The dog’s expression darkened. “What did you just call me?”
“Um? Security?”
“No, the other thing. Starts with a T and ends with Y. Horrible slur.”
“Tiny dog?”
“That’s the one. I’m going to have to punish you for that. Lie down and willingly submit to your punishment, cat. Come on, now. I’m going to give you one nip in the butt. And if you repeat the slur I’ll have to give you two nips, so don’t go there.”
“But, tiny dog,” said Dooley, “we’re simply here because—”
“And you just had to go there, didn’t you? Lie down and accept two nips in the butt.” And he approached Dooley to administer the appropriate punishment.
But Dooley wasn’t taking it lying down. He wasn’t even taking it standing up. Instead, he said, “But, tiny dog, all we want is to—”
“And there you go again. Three nips is the proper punishment and you will take it like a cat, cat. Now face the other way. This will only take a second, and it will remind you not to repeat these horrible slurs to my freckled face.”
“Look, tiny dog…” Dooley began.
“Four is the score! You’re not the smartest cat in the litter, are you, cat? Four nips in the butt.”
“Look, we’re here to investigate the murder of Chickie Hay,” I said. “So if you could tell us what you know we would be very much obli—”

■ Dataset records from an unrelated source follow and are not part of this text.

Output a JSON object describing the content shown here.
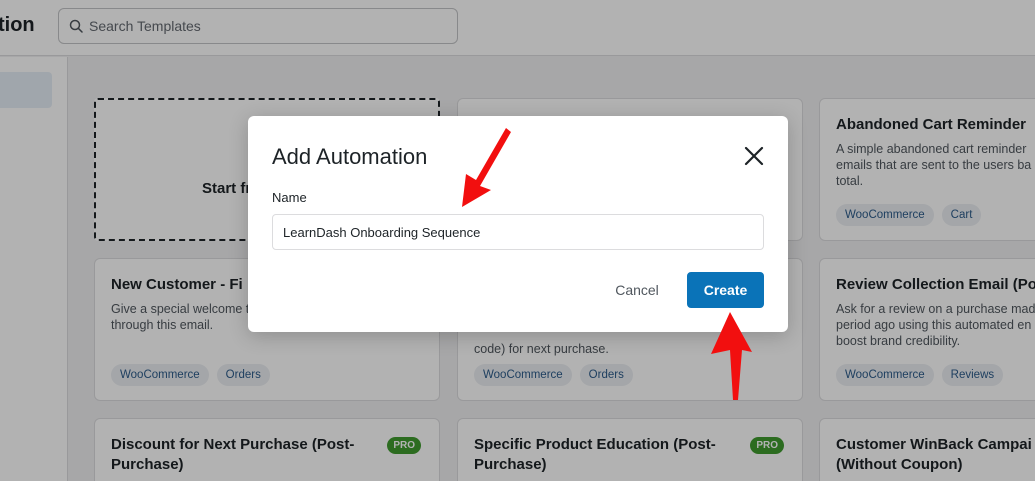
{
  "header": {
    "title": "tion",
    "search": {
      "placeholder": "Search Templates",
      "value": ""
    }
  },
  "start_card": {
    "label": "Start fr"
  },
  "cards": [
    {
      "title": "",
      "desc": "",
      "tags": []
    },
    {
      "title": "Abandoned Cart Reminder",
      "desc": "A simple abandoned cart reminder emails that are sent to the users ba total.",
      "tags": [
        "WooCommerce",
        "Cart"
      ]
    },
    {
      "title": "New Customer - Fi",
      "desc": "Give a special welcome t through this email.",
      "tags": [
        "WooCommerce",
        "Orders"
      ]
    },
    {
      "title": "",
      "desc": "code) for next purchase.",
      "tags": [
        "WooCommerce",
        "Orders"
      ]
    },
    {
      "title": "Review Collection Email (Po",
      "desc": "Ask for a review on a purchase mad period ago using this automated en boost brand credibility.",
      "tags": [
        "WooCommerce",
        "Reviews"
      ]
    },
    {
      "title": "Discount for Next Purchase (Post-Purchase)",
      "desc": "",
      "tags": [],
      "badge": "PRO"
    },
    {
      "title": "Specific Product Education (Post-Purchase)",
      "desc": "",
      "tags": [],
      "badge": "PRO"
    },
    {
      "title": "Customer WinBack Campai (Without Coupon)",
      "desc": "",
      "tags": []
    }
  ],
  "modal": {
    "title": "Add Automation",
    "name_label": "Name",
    "name_value": "LearnDash Onboarding Sequence",
    "cancel_label": "Cancel",
    "create_label": "Create"
  },
  "colors": {
    "primary": "#0a73b8",
    "arrow": "#f20f0f",
    "pro_badge": "#3f9b2f",
    "tag_text": "#2c5b8a"
  },
  "icons": [
    "search-icon",
    "close-icon",
    "arrow-annotation-icon"
  ]
}
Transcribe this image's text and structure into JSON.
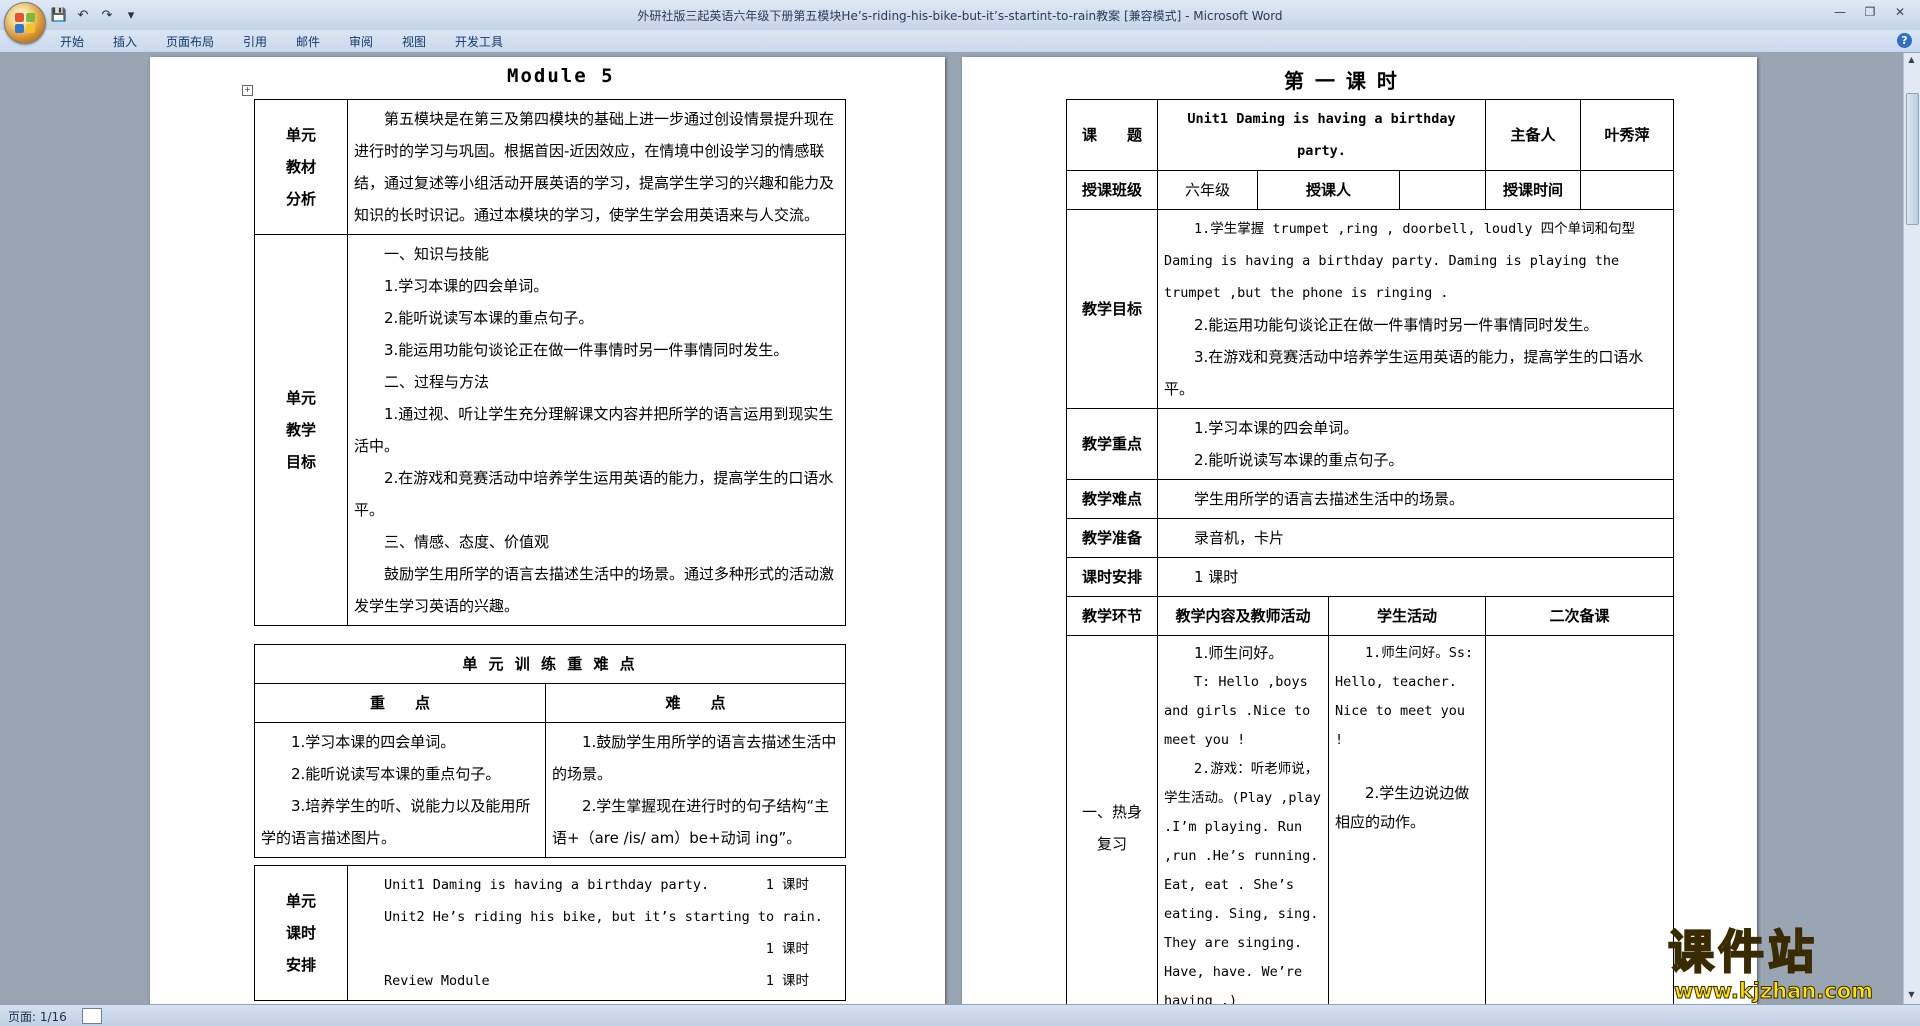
{
  "window": {
    "title": "外研社版三起英语六年级下册第五模块He’s-riding-his-bike-but-it’s-startint-to-rain教案 [兼容模式] - Microsoft Word",
    "controls": [
      "—",
      "❐",
      "✕"
    ]
  },
  "qat": {
    "save": "💾",
    "undo": "↶",
    "redo": "↷",
    "more": "▾"
  },
  "ribbon": {
    "tabs": [
      "开始",
      "插入",
      "页面布局",
      "引用",
      "邮件",
      "审阅",
      "视图",
      "开发工具"
    ],
    "help": "?"
  },
  "status": {
    "page": "页面: 1/16"
  },
  "watermark": {
    "name": "课件站",
    "url": "www.kjzhan.com"
  },
  "left_page": {
    "title": "Module 5",
    "analysis": {
      "label": [
        "单元",
        "教材",
        "分析"
      ],
      "text": "第五模块是在第三及第四模块的基础上进一步通过创设情景提升现在进行时的学习与巩固。根据首因-近因效应，在情境中创设学习的情感联结，通过复述等小组活动开展英语的学习，提高学生学习的兴趣和能力及知识的长时识记。通过本模块的学习，使学生学会用英语来与人交流。"
    },
    "goals": {
      "label": [
        "单元",
        "教学",
        "目标"
      ],
      "lines": [
        "一、知识与技能",
        "1.学习本课的四会单词。",
        "2.能听说读写本课的重点句子。",
        "3.能运用功能句谈论正在做一件事情时另一件事情同时发生。",
        "二、过程与方法",
        "1.通过视、听让学生充分理解课文内容并把所学的语言运用到现实生活中。",
        "2.在游戏和竞赛活动中培养学生运用英语的能力，提高学生的口语水平。",
        "三、情感、态度、价值观",
        "鼓励学生用所学的语言去描述生活中的场景。通过多种形式的活动激发学生学习英语的兴趣。"
      ]
    },
    "key_points": {
      "heading": "单 元 训 练 重 难 点",
      "key_head": "重　　点",
      "diff_head": "难　　点",
      "key_items": [
        "1.学习本课的四会单词。",
        "2.能听说读写本课的重点句子。",
        "3.培养学生的听、说能力以及能用所学的语言描述图片。"
      ],
      "diff_items": [
        "1.鼓励学生用所学的语言去描述生活中的场景。",
        "2.学生掌握现在进行时的句子结构“主语+（are /is/ am）be+动词 ing”。"
      ]
    },
    "schedule": {
      "label": [
        "单元",
        "课时",
        "安排"
      ],
      "rows": [
        {
          "unit": "Unit1 Daming is having a birthday party.",
          "time": "1 课时"
        },
        {
          "unit": "Unit2 He’s riding his bike, but it’s starting to rain.",
          "time": "1 课时"
        },
        {
          "unit": "Review  Module",
          "time": "1 课时"
        }
      ]
    }
  },
  "right_page": {
    "title": "第 一 课 时",
    "topic_label": "课　　题",
    "topic": "Unit1 Daming is having a birthday party.",
    "prep_label": "主备人",
    "prep_name": "叶秀萍",
    "class_label": "授课班级",
    "class_value": "六年级",
    "teacher_label": "授课人",
    "teacher_value": "",
    "time_label": "授课时间",
    "time_value": "",
    "objectives_label": "教学目标",
    "objectives": [
      "1.学生掌握 trumpet ,ring , doorbell,  loudly 四个单词和句型 Daming is having a birthday party.   Daming is playing the trumpet ,but the phone is ringing .",
      "2.能运用功能句谈论正在做一件事情时另一件事情同时发生。",
      "3.在游戏和竞赛活动中培养学生运用英语的能力，提高学生的口语水平。"
    ],
    "key_label": "教学重点",
    "key": [
      "1.学习本课的四会单词。",
      "2.能听说读写本课的重点句子。"
    ],
    "diff_label": "教学难点",
    "diff": "学生用所学的语言去描述生活中的场景。",
    "prepare_label": "教学准备",
    "prepare": "录音机，卡片",
    "hours_label": "课时安排",
    "hours": "1 课时",
    "step_head": "教学环节",
    "content_head": "教学内容及教师活动",
    "student_head": "学生活动",
    "second_head": "二次备课",
    "step1_label": [
      "一、热身",
      "复习"
    ],
    "content1": [
      "1.师生问好。",
      "T: Hello ,boys and girls .Nice to meet you !",
      "2.游戏：听老师说，学生活动。(Play ,play .I’m playing. Run ,run .He’s running. Eat, eat . She’s eating. Sing, sing.  They are singing.  Have, have. We’re having .)"
    ],
    "student1": [
      "1.师生问好。Ss: Hello, teacher. Nice to meet you !",
      "2.学生边说边做相应的动作。"
    ]
  }
}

“Murder?” asked the dog, expression darkening. “What are you talking about, cat?”
“Our human is a detective,” I explained, “and she was called here to investigate the murder of Miss Hay. And as her pet sleuths we were hoping you could shed some light on the matter.”
“This is crazy,” said the doggie. “Chickie Hay is my human, and she’s not dead. She’s alive and kicking. Well, maybe not kicking, exactly, but singing and dancing. In fact she’s right up there practicing for her new tour. And if you don’t believe me just direct your attention yonder and you’ll hear her angelic voice belting out her latest hit song.”